NEW YORK – Day One Biopharmaceuticals said on Tuesday said that it has dosed the first pediatric, low-grade glioma patient in its registration-directed trial of the pan-RAF kinase inhibitor, DAY101.
Specifically, the Phase II trial, dubbed FIREFLY-1, is designed to evaluate DAY101 as a treatment for roughly 60 pediatric or young adult patients with recurrent or progressive low-grade gliomas harboring known BRAF alterations. The primary aim of the trial, for which Day One is collaborating with the Pacific Pediatric Neuro-Oncology Consortium, is to assess patients' overall response rates.
Secondary endpoints include progression-free survival, duration of response, and the drug's safety and tolerability, among other measures. Investigators will also evaluate the concordance between centralized BRAF molecular profiling and patients' prior BRAF testing results.

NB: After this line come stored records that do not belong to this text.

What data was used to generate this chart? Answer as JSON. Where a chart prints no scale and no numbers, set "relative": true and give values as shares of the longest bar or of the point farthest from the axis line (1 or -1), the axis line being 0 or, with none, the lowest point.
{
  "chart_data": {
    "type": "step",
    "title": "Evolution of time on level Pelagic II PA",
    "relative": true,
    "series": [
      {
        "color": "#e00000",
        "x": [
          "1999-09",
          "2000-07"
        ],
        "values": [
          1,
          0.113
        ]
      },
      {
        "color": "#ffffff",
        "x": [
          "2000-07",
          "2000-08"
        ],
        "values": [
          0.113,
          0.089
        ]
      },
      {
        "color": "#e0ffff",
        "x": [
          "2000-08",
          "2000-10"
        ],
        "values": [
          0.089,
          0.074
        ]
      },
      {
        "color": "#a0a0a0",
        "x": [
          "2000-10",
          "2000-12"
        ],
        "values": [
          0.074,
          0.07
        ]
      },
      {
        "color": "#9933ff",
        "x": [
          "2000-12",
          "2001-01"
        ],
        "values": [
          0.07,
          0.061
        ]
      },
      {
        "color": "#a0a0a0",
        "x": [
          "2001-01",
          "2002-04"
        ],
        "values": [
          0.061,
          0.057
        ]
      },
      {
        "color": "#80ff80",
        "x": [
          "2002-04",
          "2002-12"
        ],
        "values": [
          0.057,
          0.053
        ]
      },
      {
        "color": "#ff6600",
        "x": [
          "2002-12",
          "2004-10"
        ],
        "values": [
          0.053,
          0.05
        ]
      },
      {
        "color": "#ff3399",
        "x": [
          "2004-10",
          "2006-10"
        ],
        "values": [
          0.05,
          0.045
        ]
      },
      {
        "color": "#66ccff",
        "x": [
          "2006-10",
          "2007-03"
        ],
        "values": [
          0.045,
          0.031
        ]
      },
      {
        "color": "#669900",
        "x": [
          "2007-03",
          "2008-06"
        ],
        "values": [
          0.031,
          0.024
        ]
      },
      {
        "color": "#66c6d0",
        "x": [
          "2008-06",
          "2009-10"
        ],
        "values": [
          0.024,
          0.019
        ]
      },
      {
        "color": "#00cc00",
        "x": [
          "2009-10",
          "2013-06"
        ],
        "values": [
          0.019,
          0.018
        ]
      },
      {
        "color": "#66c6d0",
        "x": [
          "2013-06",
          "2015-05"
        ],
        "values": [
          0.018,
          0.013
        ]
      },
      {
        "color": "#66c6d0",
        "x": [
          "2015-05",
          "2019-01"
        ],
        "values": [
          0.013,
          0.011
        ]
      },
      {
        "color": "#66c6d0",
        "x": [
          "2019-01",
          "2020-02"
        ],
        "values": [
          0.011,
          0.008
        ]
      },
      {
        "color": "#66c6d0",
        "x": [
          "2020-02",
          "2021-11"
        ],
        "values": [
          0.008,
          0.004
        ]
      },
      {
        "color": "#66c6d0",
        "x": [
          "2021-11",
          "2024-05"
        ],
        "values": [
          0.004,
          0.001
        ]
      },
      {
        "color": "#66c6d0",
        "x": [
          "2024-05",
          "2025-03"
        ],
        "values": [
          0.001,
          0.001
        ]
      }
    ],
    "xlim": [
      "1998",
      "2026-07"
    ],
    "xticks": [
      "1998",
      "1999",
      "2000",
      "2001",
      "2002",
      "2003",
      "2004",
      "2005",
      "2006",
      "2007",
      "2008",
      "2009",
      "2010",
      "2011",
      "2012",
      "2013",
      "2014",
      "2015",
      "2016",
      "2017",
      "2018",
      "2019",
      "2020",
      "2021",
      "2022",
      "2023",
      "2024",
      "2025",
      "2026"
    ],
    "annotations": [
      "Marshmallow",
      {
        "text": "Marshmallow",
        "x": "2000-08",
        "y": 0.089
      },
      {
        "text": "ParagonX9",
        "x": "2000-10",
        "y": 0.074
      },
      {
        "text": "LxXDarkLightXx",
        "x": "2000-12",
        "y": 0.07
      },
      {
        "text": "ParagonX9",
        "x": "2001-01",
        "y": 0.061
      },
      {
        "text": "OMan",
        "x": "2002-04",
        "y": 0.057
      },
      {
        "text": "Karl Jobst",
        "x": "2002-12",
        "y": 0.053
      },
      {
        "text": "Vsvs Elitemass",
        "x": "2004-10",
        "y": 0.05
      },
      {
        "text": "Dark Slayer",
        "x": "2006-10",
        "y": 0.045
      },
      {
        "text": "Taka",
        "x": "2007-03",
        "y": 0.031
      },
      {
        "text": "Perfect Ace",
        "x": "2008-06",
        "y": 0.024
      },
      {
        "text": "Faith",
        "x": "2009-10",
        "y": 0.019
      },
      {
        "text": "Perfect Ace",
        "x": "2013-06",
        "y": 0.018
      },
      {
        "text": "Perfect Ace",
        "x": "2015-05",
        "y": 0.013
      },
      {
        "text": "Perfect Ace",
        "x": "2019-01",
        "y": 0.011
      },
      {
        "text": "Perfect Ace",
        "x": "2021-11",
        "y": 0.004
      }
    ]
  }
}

According to Day One, prior studies have demonstrated DAY101's anti-tumor activity and tolerability. FIREFLY-1 follows in the wake of a Phase I trial, dubbed PNOC014, in which nine patients with pediatric, low-grade glioma received DAY101 monotherapy.
"Studies have demonstrated that DAY101 has high brain distribution and exposure, thus potentially benefiting patients with brain tumors," Samuel Blackman, Day One's cofounder and chief medical officer said in a statement. "We believe DAY101 has the potential to become an important treatment advance for pediatric patients with RAF-altered low-grade gliomas."
Later this year, Day One also plans to evaluate DAY101 combined with a MEK inhibitor that it recently in-licensed from MERK KGaA as a treatment for solid tumors harboring MAPK pathway alterations.
Commencement of the pediatric glioma trial follows an announcement in February that Day One had raised $130 million in a Series B funding to put toward DAY101's commercial launch.